The most common rasam which is made on a daily basis in most South Indian homes is tomato rasam.  This is made with tamarind extract, tomatoes and tur dal (lentils).  The tomato rasam I am going to describe today is a slight variation with pepper and ginger and no tamarind or dal.  I find this a very soothing drink whenever I have a cold or cough.

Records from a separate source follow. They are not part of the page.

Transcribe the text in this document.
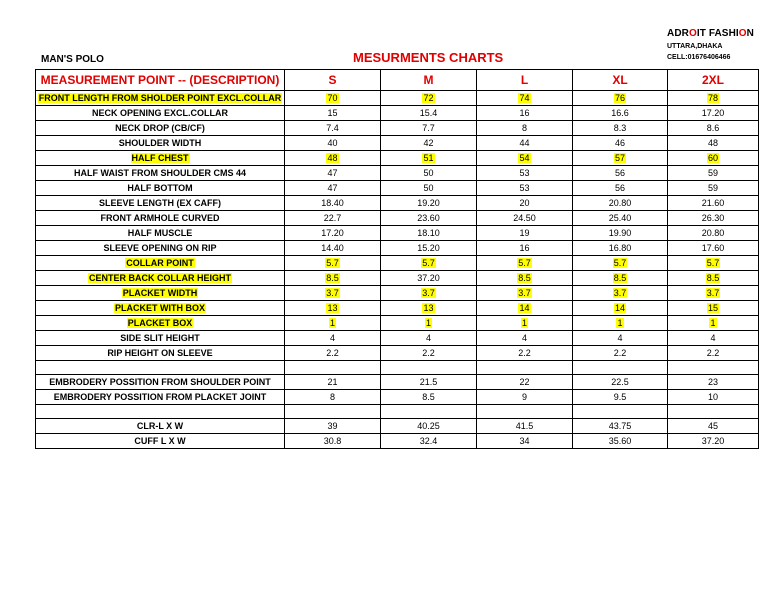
ADROIT FASHION
UTTARA,DHAKA
CELL:01676406466
MAN'S POLO	MESURMENTS CHARTS
MEASUREMENT POINT -- (DESCRIPTION)	S	M	L	XL	2XL
FRONT LENGTH FROM SHOLDER POINT EXCL.COLLAR	70	72	74	76	78
NECK OPENING EXCL.COLLAR	15	15.4	16	16.6	17.20
NECK DROP (CB/CF)	7.4	7.7	8	8.3	8.6
SHOULDER WIDTH	40	42	44	46	48
HALF CHEST	48	51	54	57	60
HALF WAIST FROM SHOULDER CMS 44	47	50	53	56	59
HALF BOTTOM	47	50	53	56	59
SLEEVE LENGTH (EX CAFF)	18.40	19.20	20	20.80	21.60
FRONT ARMHOLE CURVED	22.7	23.60	24.50	25.40	26.30
HALF MUSCLE	17.20	18.10	19	19.90	20.80
SLEEVE OPENING ON RIP	14.40	15.20	16	16.80	17.60
COLLAR POINT	5.7	5.7	5.7	5.7	5.7
CENTER BACK COLLAR HEIGHT	8.5	37.20	8.5	8.5	8.5
PLACKET WIDTH	3.7	3.7	3.7	3.7	3.7
PLACKET WITH BOX	13	13	14	14	15
PLACKET BOX	1	1	1	1	1
SIDE SLIT HEIGHT	4	4	4	4	4
RIP HEIGHT ON SLEEVE	2.2	2.2	2.2	2.2	2.2

EMBRODERY POSSITION FROM SHOULDER POINT	21	21.5	22	22.5	23
EMBRODERY POSSITION FROM PLACKET JOINT	8	8.5	9	9.5	10

CLR-L X W	39	40.25	41.5	43.75	45
CUFF L X W	30.8	32.4	34	35.60	37.20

Tomatoes (preferably the indigenous variety called "naati" tomatoes in the South - they are very sour and hence we can avoid adding tamarind) - 250 g
Ginger - 1 inch
Powdered pepper - 1 large pinch
Garlic - 3-4 cloves
Powdered cumin (jeera)- 1 large pinch
Turmeric powder - A dash
Gingelly oil or ghee - 1 teaspoon
Whole cumin (jeera) seeds - 1/4 teaspoon
Rasam powder - 1/2 teaspoon
Salt - to taste
Corriander leaves washed and finely chopped

Rasam Powder:

Dhaniya (Corriander seeds) - 2 measures
Tur dal - 1 measure
Red chillies - 2 measures
Pepper - 1 tbsp
Jeera (Cumin seeds) - 1 measure

Dry roast all the above ingredients and powder finely in the dry grinder jar of your mixer.


Boil the tomatoes.  Blend them in a mixer and strain the juice.  (Try and retain some of the pulp and remove the seeds).  Put it on to boil.  To this add finely chopped ginger and garlic.  Add 1/2 a teaspoonful of rasam powder (this can either be home made or bought.  MTR, Nilgiri's, 777 are some of the popular brands of rasam powder available in the shops.  The recipe given above is my aunt's and I can vouch it tastes absolutely fantastic.  Add water to adjust thickness to individual needs.  Add salt and turmeric powder.  Once the mixture comes to a boil, reduce the flame.  

Heat the oil / ghee separately.  (Ghee gives a wonderful aroma and flavour to the rasam, but for those who can't use ghee for health reasons, gingelly oil is a good alternative).  Add the cumin seeds to it and wait till brown.  Then add the cumin powder and pepper powder to it and mix.  Add to the rasam.  Garnish with corriander leaves.

Voilà, your tomato rasam is ready.  Tastes absolutely divine, doesn't it?????  Get prepared to say goodbye to your cough and cold.